Pero, ¿ya está? ¿asunto zanjado? No sé a vosotros pero a mí me queda la sensación de que no se ha eliminado por completo el problema.  En los soberbios Diálogos sobre religión natural, Hume habla a través de su personaje Cleantes, dando una serie de argumentos a favor de la infinitud temporal del universo.   Dice así: el principio de razón suficiente nos enuncia que todo tiene que tener una causa. Si el universo hubiera surgido de la nada no tendría una causa por lo que violaríamos dicho principio. Si Dios hubiese sido la causa del universo, cabría preguntarse la causa de Dios. Si Dios no tiene causa o decimos que es causa de sí mismo, igualmente violamos el principio. Si, por el contrario, postulamos la infinitud del universo, tendremos siempre causas (infinitas) antecediendo a todo efecto, por lo que no dañamos el principio de razón suficiente. Además, si pensamos, como Aristóteles, que toda explicación es explicación causal, en un universo infinito, al estar contenidas todas las causas, estarán todas las explicaciones posibles. Un universo infinito contiene en sí mismo toda su explicación y no habría que buscar nada fuera de él, sería teóricamente autocontenido. Entonces, en la misma línea de Grünbaum, no habría misterio alguno en la existencia del universo. Cadit quaestio. 
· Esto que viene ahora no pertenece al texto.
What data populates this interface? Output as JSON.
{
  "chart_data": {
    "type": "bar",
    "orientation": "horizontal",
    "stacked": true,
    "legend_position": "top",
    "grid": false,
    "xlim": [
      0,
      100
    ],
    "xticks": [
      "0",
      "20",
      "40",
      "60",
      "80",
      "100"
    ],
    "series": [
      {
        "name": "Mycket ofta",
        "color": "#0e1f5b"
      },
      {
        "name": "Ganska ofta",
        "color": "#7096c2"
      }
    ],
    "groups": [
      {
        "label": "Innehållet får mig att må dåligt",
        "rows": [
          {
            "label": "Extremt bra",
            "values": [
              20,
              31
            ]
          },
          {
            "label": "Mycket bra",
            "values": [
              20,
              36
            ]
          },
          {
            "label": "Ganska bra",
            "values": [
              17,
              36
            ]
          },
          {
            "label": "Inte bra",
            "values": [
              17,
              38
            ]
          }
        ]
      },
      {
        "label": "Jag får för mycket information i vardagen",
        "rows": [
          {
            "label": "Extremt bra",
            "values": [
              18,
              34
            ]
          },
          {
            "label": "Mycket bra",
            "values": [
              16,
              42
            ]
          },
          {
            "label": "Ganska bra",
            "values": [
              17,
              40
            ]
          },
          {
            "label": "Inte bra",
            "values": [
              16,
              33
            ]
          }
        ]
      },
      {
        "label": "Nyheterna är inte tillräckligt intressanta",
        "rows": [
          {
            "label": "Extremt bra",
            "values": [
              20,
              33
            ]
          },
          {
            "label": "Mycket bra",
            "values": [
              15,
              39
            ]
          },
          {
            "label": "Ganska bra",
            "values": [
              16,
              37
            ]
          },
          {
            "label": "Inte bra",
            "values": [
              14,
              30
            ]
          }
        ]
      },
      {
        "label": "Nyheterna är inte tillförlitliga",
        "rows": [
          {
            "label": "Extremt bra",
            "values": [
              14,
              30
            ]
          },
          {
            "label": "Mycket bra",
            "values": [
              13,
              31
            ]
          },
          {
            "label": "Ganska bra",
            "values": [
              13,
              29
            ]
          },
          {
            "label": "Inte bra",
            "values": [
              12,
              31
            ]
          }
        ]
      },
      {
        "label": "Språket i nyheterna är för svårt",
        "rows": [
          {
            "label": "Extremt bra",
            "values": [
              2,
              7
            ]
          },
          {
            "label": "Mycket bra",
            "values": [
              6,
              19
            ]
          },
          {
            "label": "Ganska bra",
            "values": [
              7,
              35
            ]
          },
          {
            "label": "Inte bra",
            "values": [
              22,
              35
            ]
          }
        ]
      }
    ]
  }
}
Podemos objetar: vale, cada hecho del universo se explica mediante la causa anterior, perfecto; pero la cadena causal infinita al completo, ¿qué la causó? Cleantes vuelve a la estrategia de la disolución partiendo del empirismo radical propio de Hume: no tenemos experiencia del mundo como totalidad (solo percibimos hechos concretos), por lo que buscar la causa de algo que no sabemos si existe o no es dar un salto metafísico imperdonable. Dicho de otro modo: una cadena de elementos, una serie en su conjunto, no es nada más que los propios elementos que la componen. Una vez explicado cada elemento particular, no es razonable exigir una explicación de todo el conjunto.

 Sin embargo, para los que no somos tan sumamente antimetafísicos como el tenaz escocés, sí nos parece pleno de sentido preguntarnos acerca de la causa del mundo como totalidad, principalmente, porque aunque no tengamos una experiencia directa (una imagen o impresión mental) de la totalidad del universo, sí que parece bastante razonable (de puro sentido común) deducir su existencia. Nadie ha visto China en su totalidad ni puede tener una imagen mental total de China (¿cómo sería algo así?) pero sabemos con cierta certeza que existe, ¿no? Al contrario que piensa Hume, una vez explicado cada elemento particular, es razonable exigir una explicación de todo el conjunto. Pensemos en que tenemos un automóvil y explicamos la función de cada una de sus piezas. Cabría después explicar para qué hemos fabricado el coche o cómo funciona en cuanto a totalidad.

Lo sentimos pero no me terminan de convencer. Sí creo que hay pregunta y sí creo que hay misterio, y no es porque tenga prejuicios propiciados por mi educación religiosa.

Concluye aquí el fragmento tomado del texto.